For nondegenerate curves in $\mathbb{P}^4$, we just get that a curve is $(d-2)$-regular, and so for nondegenerate curves, we can work up to degree 8. However, now let’s assume that the curve is degenerate, and falls into a $\mathbb{P}^3$. Then we have $(d+2-3)$-regularity, which means the curve is $(d-1)$-regular, and so here we can only work with curves up to degree 7, and there DO exist space octics on quintic 3folds, so we can’t prove that there are only finitely many octics. To be complete, we note that our requirement that curves be smooth gives us the degree-genus formula for plane curves, forcing our rational plane curves to be lines and conics only, and so, every smooth rational curve in $\mathbb{P}^4$ of degree $d\leq 7$, is 6-regular.

Now, how do we use 6-regularity? We first look at the short exact sequence $0\to \mathscr{I}_C\to \mathscr{O}_{\mathbb{P}^4}\to \mathscr{O}_C\to 0$. We then twist to get to $0\to \mathscr{I}_C(5)\to \mathscr{O}_{\mathbb{P}^4}(5)\to \mathscr{O}_C(5)\to 0$, and then take the long exact sequence on cohomology. This yields $0\to H^0(\mathscr{I}_C(5))\to H^0(\mathscr{O}_{\mathbb{P}^4}(5))\to H^0(\mathscr{O}_C(5))\to H^1(\mathscr{I}(6-1))=0$

with the last being due to $\mathscr{I}_C$ being 6-regular.

This tells us that the map $H^0(\mathscr{O}_{\mathbb{P}^4}(5))\to H^0(\mathscr{O}_C(5))$ is surjective. This tells us that we can find all of the quintics containing $C$ by looking at the ones that vanish on the polynomial, without having to worry about other quintic forms, which could confound our understanding of whether things are irreducible. Now, we have aspecific curve, so we have $\alpha_0,\ldots,\alpha_4$, and we plug these into the universal quintic on $\mathbb{P}^4$, getting $F(\alpha_0,\ldots,\alpha_4)$. As all the coefficients of this degree $5d$ polynomial must vanish, we get $5d+1$ linear conditions on the coefficients of the quintic. Thus, the fiber of $\pi_1$, that is, the set of quintics containing $C$, form a projective space of dimension $125-(5d+1)=124-5d$, and, in particular, this is irreducible. As $\pi_1$ maps $\mathscr{I}$ to an irreducible space with irreducible fibers, which yields the Clemens conjecture for $d\leq 7$.

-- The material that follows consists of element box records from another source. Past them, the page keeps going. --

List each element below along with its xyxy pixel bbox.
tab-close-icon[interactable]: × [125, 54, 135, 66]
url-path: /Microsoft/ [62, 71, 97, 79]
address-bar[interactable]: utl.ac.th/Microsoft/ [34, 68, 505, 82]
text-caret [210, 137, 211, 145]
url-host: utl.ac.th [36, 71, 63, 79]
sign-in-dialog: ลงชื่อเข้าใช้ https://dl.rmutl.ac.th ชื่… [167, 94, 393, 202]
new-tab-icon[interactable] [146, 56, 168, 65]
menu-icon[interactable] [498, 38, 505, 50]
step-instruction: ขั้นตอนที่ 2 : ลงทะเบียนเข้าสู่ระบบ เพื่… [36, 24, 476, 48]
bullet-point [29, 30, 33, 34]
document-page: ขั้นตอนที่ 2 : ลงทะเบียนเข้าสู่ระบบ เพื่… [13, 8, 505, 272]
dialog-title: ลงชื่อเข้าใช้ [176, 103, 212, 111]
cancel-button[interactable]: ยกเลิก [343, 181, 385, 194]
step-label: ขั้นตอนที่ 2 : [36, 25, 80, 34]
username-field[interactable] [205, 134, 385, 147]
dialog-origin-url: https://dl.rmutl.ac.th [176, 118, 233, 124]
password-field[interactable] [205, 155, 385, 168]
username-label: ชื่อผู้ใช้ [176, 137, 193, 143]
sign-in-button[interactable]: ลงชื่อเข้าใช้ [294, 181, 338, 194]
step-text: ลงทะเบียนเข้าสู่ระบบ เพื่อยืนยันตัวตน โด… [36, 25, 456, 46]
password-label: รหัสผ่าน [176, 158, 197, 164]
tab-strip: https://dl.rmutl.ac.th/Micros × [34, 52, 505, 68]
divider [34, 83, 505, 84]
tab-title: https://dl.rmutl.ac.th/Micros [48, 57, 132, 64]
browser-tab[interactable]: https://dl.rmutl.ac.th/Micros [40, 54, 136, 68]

In 1996, Johnsen and Kleiman were able to push this argument through to degrees 8 and 9 by a careful, case-by-case analysis of degree 8 and 9 curves. That same year, Johnsen and Kleiman made some progress on the cases 10-24, but didn’t obtain a complete proof of them. In 2005, Cotterill published a proof of the $d=10$ case, and in late 2007 posted a preprint for the $d=11$ case. As far as I know, this is the current state of knowledge on the conjecture.